Gelir Dağılımı Eşitsizliğini Azaltmak için İzlenen Politikalar 

Raporda gelir eşitsizliğiyle mücadelede odaklanılması gereken dört temel alanın altı çizilmiştir. Zengin ve fakir arasındaki bölünmeyi azaltmak ve herkesin fırsatlarının korunması için gerekli politikaların şu dört temel alanda odaklanmış olması gerektiğini savunur: 

(1) kadınların ekonomik hayata katılımı,

(2) istihdamın ve kaliteli işlerin artımı, 

(3) yetenek ve eğitim, 

(4) etkili yeniden dağıtım için vergi ve transfer sistemleri. 

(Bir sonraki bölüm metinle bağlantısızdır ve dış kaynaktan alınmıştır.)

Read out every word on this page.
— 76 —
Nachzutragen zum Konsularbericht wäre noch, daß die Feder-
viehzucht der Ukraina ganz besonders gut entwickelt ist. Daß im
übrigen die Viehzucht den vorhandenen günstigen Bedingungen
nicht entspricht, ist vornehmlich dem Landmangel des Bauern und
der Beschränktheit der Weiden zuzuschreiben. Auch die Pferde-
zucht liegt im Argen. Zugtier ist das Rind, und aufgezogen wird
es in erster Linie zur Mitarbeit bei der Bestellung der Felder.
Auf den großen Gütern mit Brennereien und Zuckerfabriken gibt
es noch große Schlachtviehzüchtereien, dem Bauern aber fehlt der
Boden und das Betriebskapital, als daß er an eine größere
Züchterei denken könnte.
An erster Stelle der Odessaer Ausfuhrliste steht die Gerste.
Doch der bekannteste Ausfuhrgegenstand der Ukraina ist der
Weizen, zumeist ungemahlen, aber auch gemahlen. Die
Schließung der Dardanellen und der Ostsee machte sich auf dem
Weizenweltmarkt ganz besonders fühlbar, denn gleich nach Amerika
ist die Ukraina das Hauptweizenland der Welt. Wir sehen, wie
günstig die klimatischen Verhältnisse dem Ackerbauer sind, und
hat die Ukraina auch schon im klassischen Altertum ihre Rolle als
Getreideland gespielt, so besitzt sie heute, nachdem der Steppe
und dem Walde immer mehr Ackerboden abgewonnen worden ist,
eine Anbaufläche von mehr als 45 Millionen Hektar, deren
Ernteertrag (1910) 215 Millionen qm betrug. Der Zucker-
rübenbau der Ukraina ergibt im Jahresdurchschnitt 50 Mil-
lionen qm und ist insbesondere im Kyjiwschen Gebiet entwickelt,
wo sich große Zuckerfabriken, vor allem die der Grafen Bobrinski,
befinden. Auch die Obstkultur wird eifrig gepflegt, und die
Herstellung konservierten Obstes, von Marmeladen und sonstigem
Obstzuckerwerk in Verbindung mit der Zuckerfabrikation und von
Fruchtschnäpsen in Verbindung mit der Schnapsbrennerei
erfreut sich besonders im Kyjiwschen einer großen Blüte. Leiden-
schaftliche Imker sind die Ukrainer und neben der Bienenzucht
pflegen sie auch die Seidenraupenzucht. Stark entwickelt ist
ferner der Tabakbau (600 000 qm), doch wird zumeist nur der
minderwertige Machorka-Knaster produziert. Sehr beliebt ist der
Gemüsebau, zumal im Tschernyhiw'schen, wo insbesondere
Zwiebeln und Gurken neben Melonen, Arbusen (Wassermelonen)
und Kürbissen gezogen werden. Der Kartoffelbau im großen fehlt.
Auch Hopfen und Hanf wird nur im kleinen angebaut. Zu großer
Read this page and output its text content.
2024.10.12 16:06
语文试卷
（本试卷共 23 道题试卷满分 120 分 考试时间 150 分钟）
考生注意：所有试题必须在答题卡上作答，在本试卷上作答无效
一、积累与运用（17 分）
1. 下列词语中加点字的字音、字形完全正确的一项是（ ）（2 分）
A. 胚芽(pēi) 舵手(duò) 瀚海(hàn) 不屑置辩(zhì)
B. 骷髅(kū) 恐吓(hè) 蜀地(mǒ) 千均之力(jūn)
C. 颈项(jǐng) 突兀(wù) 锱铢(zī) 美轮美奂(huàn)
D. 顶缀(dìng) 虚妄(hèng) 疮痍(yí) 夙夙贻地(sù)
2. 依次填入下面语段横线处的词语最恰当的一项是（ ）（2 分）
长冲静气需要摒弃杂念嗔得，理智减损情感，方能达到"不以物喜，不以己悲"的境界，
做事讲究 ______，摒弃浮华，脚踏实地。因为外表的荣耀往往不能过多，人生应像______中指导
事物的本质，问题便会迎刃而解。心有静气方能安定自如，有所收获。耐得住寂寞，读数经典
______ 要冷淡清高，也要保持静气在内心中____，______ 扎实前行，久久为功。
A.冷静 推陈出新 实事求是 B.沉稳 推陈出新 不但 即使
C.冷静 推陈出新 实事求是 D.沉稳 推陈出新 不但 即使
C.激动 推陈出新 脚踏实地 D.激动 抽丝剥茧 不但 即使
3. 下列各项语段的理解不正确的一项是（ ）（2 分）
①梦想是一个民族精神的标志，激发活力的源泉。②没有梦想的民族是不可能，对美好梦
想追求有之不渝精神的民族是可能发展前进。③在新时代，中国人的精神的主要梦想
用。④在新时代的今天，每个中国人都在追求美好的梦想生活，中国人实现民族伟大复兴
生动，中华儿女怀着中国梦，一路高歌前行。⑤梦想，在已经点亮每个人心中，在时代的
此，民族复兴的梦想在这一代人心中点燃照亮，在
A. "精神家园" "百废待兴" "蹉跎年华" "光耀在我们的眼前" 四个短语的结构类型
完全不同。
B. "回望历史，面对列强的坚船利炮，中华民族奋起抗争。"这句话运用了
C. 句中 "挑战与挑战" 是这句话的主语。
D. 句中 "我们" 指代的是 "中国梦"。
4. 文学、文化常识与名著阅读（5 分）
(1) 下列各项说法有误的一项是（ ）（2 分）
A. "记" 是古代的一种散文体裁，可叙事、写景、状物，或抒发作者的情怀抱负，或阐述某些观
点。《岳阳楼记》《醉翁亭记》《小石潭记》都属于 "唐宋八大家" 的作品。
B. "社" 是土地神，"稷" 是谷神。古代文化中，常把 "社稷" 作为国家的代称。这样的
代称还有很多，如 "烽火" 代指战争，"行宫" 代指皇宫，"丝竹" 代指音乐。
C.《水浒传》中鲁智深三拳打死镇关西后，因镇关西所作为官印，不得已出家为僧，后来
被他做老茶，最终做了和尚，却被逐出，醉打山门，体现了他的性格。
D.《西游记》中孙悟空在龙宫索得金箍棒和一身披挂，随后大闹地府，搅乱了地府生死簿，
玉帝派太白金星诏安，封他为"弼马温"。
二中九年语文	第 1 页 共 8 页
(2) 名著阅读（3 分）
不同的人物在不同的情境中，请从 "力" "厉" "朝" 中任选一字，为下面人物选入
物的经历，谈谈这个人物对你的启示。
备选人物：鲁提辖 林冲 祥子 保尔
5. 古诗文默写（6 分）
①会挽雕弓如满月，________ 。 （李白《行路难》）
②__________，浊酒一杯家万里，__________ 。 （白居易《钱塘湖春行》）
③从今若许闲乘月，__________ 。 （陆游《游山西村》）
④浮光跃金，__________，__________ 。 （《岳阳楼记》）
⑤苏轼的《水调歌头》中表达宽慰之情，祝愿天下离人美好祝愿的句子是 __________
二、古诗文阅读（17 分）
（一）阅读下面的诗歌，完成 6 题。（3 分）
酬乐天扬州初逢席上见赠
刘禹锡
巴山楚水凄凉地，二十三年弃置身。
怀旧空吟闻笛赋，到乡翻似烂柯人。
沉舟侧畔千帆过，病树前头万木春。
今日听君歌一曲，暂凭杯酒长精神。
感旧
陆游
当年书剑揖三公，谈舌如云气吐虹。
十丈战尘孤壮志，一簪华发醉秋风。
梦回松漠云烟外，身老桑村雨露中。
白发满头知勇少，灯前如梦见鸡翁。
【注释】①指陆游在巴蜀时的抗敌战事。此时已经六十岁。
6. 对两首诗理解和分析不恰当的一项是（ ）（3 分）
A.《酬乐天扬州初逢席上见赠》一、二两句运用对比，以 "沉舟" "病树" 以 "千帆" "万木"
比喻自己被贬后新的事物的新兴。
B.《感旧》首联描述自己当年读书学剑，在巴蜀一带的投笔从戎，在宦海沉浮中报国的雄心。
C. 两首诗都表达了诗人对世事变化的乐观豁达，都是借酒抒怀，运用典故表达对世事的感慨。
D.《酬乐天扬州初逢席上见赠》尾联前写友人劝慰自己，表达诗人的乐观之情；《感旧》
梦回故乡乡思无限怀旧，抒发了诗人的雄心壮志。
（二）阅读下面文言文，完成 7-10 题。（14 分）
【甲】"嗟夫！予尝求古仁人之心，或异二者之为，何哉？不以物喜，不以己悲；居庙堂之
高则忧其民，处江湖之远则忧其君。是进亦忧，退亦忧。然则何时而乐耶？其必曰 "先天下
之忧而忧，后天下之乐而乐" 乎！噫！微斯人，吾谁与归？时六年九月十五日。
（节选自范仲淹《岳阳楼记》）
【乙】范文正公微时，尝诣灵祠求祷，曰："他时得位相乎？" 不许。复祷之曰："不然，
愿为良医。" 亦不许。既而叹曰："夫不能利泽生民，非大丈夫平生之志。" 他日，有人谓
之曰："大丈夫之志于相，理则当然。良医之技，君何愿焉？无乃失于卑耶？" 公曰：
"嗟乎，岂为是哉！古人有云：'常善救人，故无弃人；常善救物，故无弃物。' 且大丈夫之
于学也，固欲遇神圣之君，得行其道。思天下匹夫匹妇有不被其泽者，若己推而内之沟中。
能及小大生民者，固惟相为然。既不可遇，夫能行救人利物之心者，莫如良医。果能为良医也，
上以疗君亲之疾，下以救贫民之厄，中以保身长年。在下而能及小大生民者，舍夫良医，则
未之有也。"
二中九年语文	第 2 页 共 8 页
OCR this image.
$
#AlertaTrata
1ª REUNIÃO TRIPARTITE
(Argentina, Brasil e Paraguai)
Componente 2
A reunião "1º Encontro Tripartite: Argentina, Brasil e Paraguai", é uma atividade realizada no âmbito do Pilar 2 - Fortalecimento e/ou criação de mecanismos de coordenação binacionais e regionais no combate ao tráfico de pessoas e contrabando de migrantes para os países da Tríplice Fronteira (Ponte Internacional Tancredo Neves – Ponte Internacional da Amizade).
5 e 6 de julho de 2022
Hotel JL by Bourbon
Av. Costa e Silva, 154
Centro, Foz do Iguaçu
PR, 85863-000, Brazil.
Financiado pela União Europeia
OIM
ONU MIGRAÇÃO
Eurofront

Ülkelerin dörtte üçünde üst %10’un gelirinin en fakir %10’dan daha hızlı büyümesi bu durumun ekonomik nedenlerinin ötesinde diğer dinamiklerin de incelenmesi gerekliliğini ortaya koymuştur. Bu dinamikler arasında, eğitim, cinsiyet eşitliği, emek marketine yönelik becerilerin geliştirilmesi ve vergi sitemlerindeki eşitlik oranları sayılabilir. Eğitim masraflarını karşılayamayan ailelere gerek okul-araç gereçleri gerekse nakit yardım olarak destek sağlanması, okulu terk eden öğrencilerin tespiti ve rehberlik sağlanması gelecekteki işlerinde eğitim seviyesi düşük kaliteli olan ebeveynleri gibi az gelirli işlere mahkûm olmalarının ve dolayısıyla gelir eşitsizliğinin eğitimde sahip olunan/olunamayan olanaklar üzerinden tekrar inşasının önüne geçmede rol oynar. Kadınların iş hayatına katılımlarının artması ve işlerinde daha üst pozisyonlara gelebilmeleri de eğitimle paralel olan, gelir dağılımı eşitsizliğini azaltacak olan diğer bir çözümdür. Bu doğrultuda, çalışan kadınların iş ve aile hayatındaki dengeyi sağlamasına yardımcı olmak adına, doğum izinleri verilmekte ve gelişmiş ülkelerde babalar için de doğum izni söz konusu olmaktadır.  İş yerlerinde çalışanlara verilen eğitimlerin piyasada talep edilen yeteneklerle uyumlu olması ve vergi sistemlerinde şeffaflığı arttıran politikalar izlenmesi de odaklanılması gereken diğer alanlardır. Büyük şirketlerde verilen iş eğitimlerinde aslında yine yüksek becerilerdeki kimseler katılımcı olmaktadır. Bunların tespit edilmesi ve düşük becerideki işçilerin bu eğitimlere erişim sağlaması izlenen politikalar arasındadır. 

Sonuç olarak, gelir dağılımı eşitsizliği tüm dünyada birçok ülkenin tecrübe ettiği, ekonomik büyümeye zarar veren bir olgudur. Zengin ile fakir arasındaki uçurumun artması, ekonomik büyümeye verdiği zararın yanı sıra, toplumun sosyal yapısını da etkiler. Üst ve alt yüzdeliğe mensup kişilerin sosyal hizmetlere erişim imkanlarından vergi yükümlülüklerine kadar birçok noktada gözlemlenen farkın artması, gelir dağılımı eşitsizliğinin gelecek nesiller üzerinden de sürdürülmesine hizmet eder. Ülkelerin sağlıklı ve sürdürülebilir bir ekonomik büyüme için gelir dağılımı eşitsizliğini azaltacak politikalar izlemeleri ve bu politikalar üst yüzdelik kadar alt yüzdeliği de kapsayacak şekilde tasarlanmalıdır. 

Kaynakça

Bora, A., Erdoğan, N., Bora, T., & Üstün, İ. (2016). " Boşuna mı Okuduk?": Türkiye’de Beyaz Yakalı 

İşsizliği. İletişim Yayınları.

Cural, M. (2009). OECD Ülkelerinde Gelir Dağılımının 1980 Sonrası Gelişimi ve Eşitsizliği Azaltıcı 

Müdahaleler. Eskişehir Osmangazi Üniversitesi İİBF Dergisi, 74.

ÇETİN, I., & MURAT, D. (2016). OECD Ülkelerinde Gelir Dağılımının Gelir Eşitsizliği İndeksleri ile 

Değerlendirilmesi. Siyaset, Ekonomi ve Yönetim Araştırmaları Dergisi, 4(4).

OECD. Publishing. (2015). In it together: Why less inequality benefits all. OECD publishing.